Я дернул второе щупальце, и в голове разорвалась бомба. Перед глазами порозовело, желудок содрогнулся в рвотном позыве, и по языку расползлось горькое и едкое. Раздался треск и хлюпанье - будто кто-то хлебнул слишком горячего супа.
От мысли, что тварь добралась до моего мозга и пьет его теперь, как сок через трубочку, меня снова вырвало желчью. Руки тряслись, тряслось все тело, и, едва не соскользнув в грязную озерную воду, я схватился за осколок вишнево-бурого льда, режа пальцы, замахнулся и острым углом ударил по напряженному изгибу щупальца.
Брызнула кровь, окрасив в розовый мои пальцы. Оно забилось, опрокинув меня на спину, но я бил снова и снова, размочаливая, разрывая тугую резинистую плоть, хотя руки скользили от крови и талой воды. Я ничего не видел, молотил вслепую, ощущая лишь сопротивление щупальца, переходящие в агонию судорожные рывки.
Потом оно упало, обрубком тычась в снег, и тоже покатилось к промоине.
Я поднялся, шатаясь. Оторванная присоска все еще качалась на моем виске и тонкими липкими нитями рваных мышц била по лицу.
Я побрел вверх, от озера, цепляясь за колючие кусты, и Балка не держала меня. Шел снег, липкий, частый и белоснежный.
Там я нашел врезавшуюся в кустарник "Оладью". Долго боялся подойти к ней - казалось, она затаилась, ухмыляясь рассекающей стекло трещиной.
Дверцу открыл со словами "Ты ничего для меня не значишь, дрянь. Я тебе не Вадик.". Поймал себя на том, что эта моя фраза - как зеркальное отражение Вадиковых же слов, и свалился, наконец, на переднее сидение, вырубившись ненадолго.

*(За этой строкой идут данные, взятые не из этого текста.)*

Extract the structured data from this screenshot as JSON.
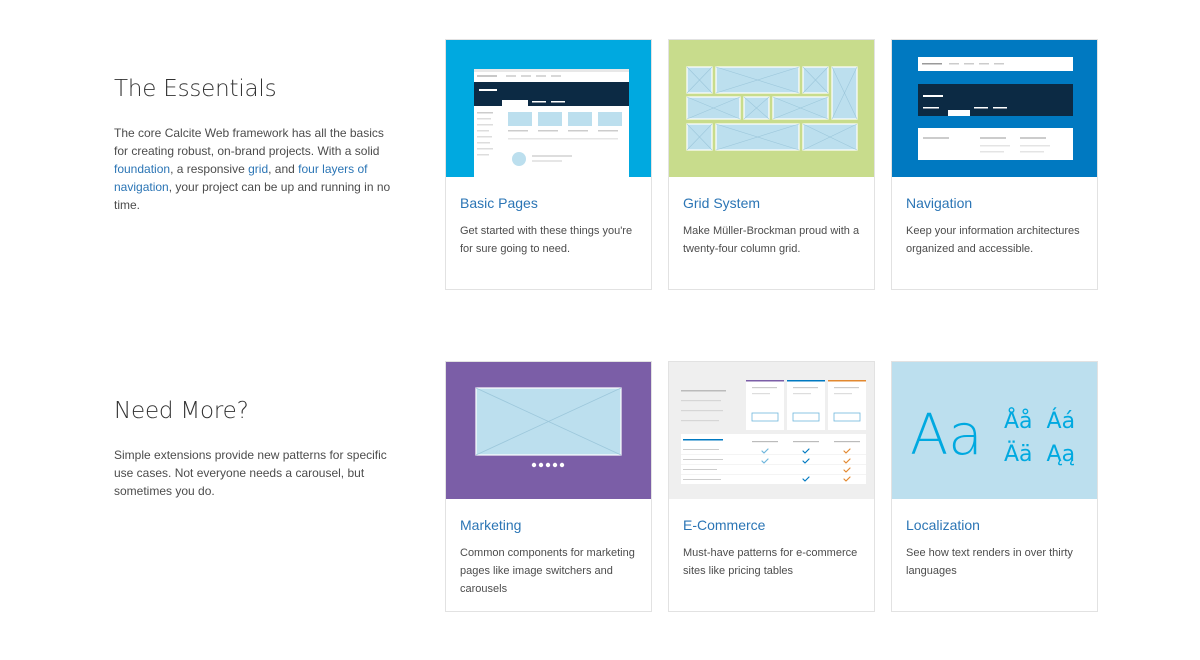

Мне приснилось, что там, на озере, я боролся не с Большой Рыбой, а с Лехой. Бил его плавящимся куском льда по лицу, по животу, по горлу, оставляя те самые рваные раны. Лед был обжигающе холоден и зеленовато-прозрачен, но багровел от крови.
Потом я очнулся - присоски уже не было, наверное, она сдохла наконец и отвалилась - и я смог завести мотор. Выехал по проложенной летящей по склону вниз "Ладой" колее и добрался до шоссе, где меня и нашли.